We interpret this to mean there were historically two broad categories of alcoholic honey brews: those made like wine, not unlike the mead we buy at the grocery story today, and those made like beer. Like the British "live beer" movement, we recognize the space for "live meads" -- beverages that still have natural yeast in them. A little cloudy, a little bubbly, a little sweet, a little alcoholic.
The most common response we get in tastings? "Wow, that's refreshing!"
What a great party drink for a hall full of warriors! It would have been easy for a village or a lord to make a barrel of live mead for a festival or wedding. And it's easy for us to throw together a couple of gallons for a weekend event. A cooler full of ice, and we're ready to go.

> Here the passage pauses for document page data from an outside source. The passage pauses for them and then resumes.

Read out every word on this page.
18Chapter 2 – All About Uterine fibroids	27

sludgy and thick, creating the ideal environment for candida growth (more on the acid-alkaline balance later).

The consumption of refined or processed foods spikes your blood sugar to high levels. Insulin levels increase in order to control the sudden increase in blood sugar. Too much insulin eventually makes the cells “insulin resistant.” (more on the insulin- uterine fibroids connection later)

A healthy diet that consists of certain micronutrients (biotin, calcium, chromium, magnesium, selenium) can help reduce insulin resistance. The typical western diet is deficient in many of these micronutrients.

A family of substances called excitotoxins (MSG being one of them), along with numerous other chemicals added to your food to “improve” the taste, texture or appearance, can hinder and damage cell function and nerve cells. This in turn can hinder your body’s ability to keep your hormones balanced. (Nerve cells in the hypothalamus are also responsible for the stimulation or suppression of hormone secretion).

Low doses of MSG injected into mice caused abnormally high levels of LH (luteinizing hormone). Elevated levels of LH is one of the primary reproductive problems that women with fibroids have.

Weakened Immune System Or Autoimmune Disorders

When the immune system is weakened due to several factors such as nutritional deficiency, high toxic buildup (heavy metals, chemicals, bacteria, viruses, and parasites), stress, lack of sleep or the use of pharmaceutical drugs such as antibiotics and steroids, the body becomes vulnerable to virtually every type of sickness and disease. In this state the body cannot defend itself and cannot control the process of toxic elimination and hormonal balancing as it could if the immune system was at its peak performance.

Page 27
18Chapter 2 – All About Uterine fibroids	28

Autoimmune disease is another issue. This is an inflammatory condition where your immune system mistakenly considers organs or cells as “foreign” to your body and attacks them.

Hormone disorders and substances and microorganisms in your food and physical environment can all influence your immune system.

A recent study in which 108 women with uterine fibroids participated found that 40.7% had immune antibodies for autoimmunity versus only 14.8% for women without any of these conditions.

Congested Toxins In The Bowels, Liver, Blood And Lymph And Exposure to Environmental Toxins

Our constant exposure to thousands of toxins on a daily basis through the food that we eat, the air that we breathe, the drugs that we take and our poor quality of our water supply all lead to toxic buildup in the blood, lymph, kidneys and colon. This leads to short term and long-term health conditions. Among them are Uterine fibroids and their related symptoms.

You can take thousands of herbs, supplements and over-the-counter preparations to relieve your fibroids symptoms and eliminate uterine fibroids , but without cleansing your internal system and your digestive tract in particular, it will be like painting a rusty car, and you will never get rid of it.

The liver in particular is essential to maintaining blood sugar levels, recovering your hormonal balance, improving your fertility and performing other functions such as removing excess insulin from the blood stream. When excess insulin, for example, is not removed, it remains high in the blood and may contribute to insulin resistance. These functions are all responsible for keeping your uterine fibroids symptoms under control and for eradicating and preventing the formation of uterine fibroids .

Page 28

Half-gallons in fermentation
Cold-crashing in the fridge
Ready to drink
Live meads are another great choice for beginning brewers. Yeast only produce "off flavors" when they are metabolically stressed, and these particular yeasts live a charmed life. They are asked to do very little -- not to survive high sugar or high alcohol concentrations, and they never run out of nutrients. (As most meadmakers know, honey alone is a poor nutrient source. Adding whole herbs, fruit juices, or just a dash of yeast nutrient makes all the difference.)
In modern terms, we start out with a hydromel, as you might for a short mead / session mead -- Brix 15-18, SG 1.060-1.070 -- but we don't ferment it until all the sugar is gone!
Cold-crash to stop the yeast when it tastes good to you -- we aim for 5-6% alcohol and 4-5% residual sugar. This gives us a beer-like ABV and a sweetness that's enough to say "honey" without becoming "syrupy."
Other people might filter to remove the yeast or pasteurize / sorbate to stop them, but we just keep these on ice. The traditional solution was "drink it fast!" -- HUZZAH! -- and we enjoy the light fizziness that cold-crashing preserves.
Overall, honey "beers" allow first-time meadmakers to have a successful experience and an immediately drinkable product.
Here is our class handout with some recipes.
Note: Feel free to substitute your favorite yeast strain. I favor Lalvin's D47, a wine yeast with low phenol production, good preservation of the honey "nose", and high flocculation that allows us to pour the brew off most of the lees after just a day in the fridge.
Country wines -- fruit wines made with everything except grapes -- apple and pear ciders, and honey wines (made plain, or with fruit or spices added) are also part of our repertoire.
But we haven't taught a class on these! So there isn't a handout (yet?).
With limited storage space to age bottles, we make 1-gallon batches. Small amounts, in a wide variety of flavors. Just enough for home use....
Then Sif came forward and poured mead for Loki in a crystal cup, and said:
"Hail to thee, Loki, | and take thou here / The crystal cup of old mead;
For me at least, | alone of the gods, / Blameless thou knowest to be."